Barbara Steiner (BS): Onur Sönmez hat recht. Ich kann mich noch erinnern, als in den 1990er-Jahren die ersten „Medienfassaden“ installiert wurden. Es war ein regelrechter Hype, die Erwartungen waren enorm. Aber komischerweise nicht den Inhalt betreffend, sondern in Bezug auf das, was sie technisch können oder können sollen. Diese Fokussierung auf die Technik hatte schon auch kommerzielle Begehrlichkeiten im Blick, denn viele dachten sofort an Sponsoring, daran, dass kommerzielle Botschaften möglichst gut sichtbar sein sollten. Als inhaltliches Tool – also für Künstler/innen – wurde es nicht in erster Linie gedacht. realities:united haben unsere BIX von Anfang an in erster Linie als künstlerisches Tool gesehen.

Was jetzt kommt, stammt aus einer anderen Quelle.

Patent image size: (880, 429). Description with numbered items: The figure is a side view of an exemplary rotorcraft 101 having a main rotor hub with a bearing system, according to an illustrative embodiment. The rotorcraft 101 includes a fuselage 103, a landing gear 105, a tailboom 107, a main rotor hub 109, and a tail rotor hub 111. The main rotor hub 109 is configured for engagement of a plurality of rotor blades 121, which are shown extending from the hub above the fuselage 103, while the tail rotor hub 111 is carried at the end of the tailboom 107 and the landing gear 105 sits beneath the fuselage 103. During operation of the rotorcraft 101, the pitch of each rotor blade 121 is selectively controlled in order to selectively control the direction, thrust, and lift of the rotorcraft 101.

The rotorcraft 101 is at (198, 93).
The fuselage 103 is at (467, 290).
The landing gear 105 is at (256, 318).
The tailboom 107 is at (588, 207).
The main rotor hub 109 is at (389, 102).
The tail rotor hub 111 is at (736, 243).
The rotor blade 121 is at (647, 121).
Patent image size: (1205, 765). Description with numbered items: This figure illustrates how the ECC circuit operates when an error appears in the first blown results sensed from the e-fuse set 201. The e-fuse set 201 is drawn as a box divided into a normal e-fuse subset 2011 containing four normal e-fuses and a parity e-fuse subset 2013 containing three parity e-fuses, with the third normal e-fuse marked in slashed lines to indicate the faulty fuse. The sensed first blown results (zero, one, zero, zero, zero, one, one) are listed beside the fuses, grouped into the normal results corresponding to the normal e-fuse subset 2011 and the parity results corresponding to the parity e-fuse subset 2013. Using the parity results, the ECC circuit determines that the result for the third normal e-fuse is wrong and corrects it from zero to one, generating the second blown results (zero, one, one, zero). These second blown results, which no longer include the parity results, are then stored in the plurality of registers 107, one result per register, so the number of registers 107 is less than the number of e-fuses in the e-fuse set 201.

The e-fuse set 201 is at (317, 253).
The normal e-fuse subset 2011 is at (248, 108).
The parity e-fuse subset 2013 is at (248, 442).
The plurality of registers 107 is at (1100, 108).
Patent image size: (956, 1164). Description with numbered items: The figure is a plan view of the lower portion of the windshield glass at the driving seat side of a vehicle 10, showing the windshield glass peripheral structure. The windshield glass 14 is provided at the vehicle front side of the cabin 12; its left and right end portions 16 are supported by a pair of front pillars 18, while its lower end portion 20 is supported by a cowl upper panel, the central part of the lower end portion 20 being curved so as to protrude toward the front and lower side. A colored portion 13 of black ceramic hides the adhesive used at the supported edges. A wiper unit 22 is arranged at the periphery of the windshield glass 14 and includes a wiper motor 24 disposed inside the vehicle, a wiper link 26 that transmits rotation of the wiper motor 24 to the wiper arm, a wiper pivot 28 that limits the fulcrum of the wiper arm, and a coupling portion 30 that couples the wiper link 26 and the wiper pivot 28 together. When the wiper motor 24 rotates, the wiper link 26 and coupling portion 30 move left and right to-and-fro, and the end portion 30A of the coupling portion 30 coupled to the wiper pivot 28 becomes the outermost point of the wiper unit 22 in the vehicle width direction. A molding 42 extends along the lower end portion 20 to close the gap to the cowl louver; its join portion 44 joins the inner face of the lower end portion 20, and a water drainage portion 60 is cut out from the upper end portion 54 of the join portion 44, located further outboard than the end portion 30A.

ES: Ich meine nicht, dass unsere BIX-Projekte diesen inhaltlichen Mangel aufweisen. Wir docken die BIX-Projekte an das inhaltliche Programm an. Ich verstehe die BIX – wie realities:united auch – als ein Tool, um unser Tun in den Stadtraum zu erweitern. Und damit meine ich natürlich nicht, die Ausstellung oder eine Veranstaltung mittels Text anzukündigen. Es gab seit 2003 viele BIX-Projekte, die Teil einer Ausstellung waren – in dem Sinne, dass eine Künstlerin oder ein Künstler der jeweiligen Ausstellung eingeladen wurde, auch die BIX-Fassade zu „bespielen“. Des Weiteren gab es eine Reihe von Projekten, die das Medium BIX formal reflektierten und Site-specific-Werke produzierten. Daneben stehen einige interaktive Projekte, die Passantinnen und Passanten einluden mitzugestalten, was auf der Fassade sichtbar wird – man findet das alles in unserem Webarchiv. Und trotz alledem gebe ich Onur Sönmez auch bei unserer BIX mit seiner Behauptung Recht, wenn er sagt: „there is a lack of content“. Denn welche dieser inhaltlichen und formalen Konzepte nehmen Passantinnen und Passanten wahr, wenn sie mit Einbruch der Dämmerung auf die leuchtende Fassade schauen?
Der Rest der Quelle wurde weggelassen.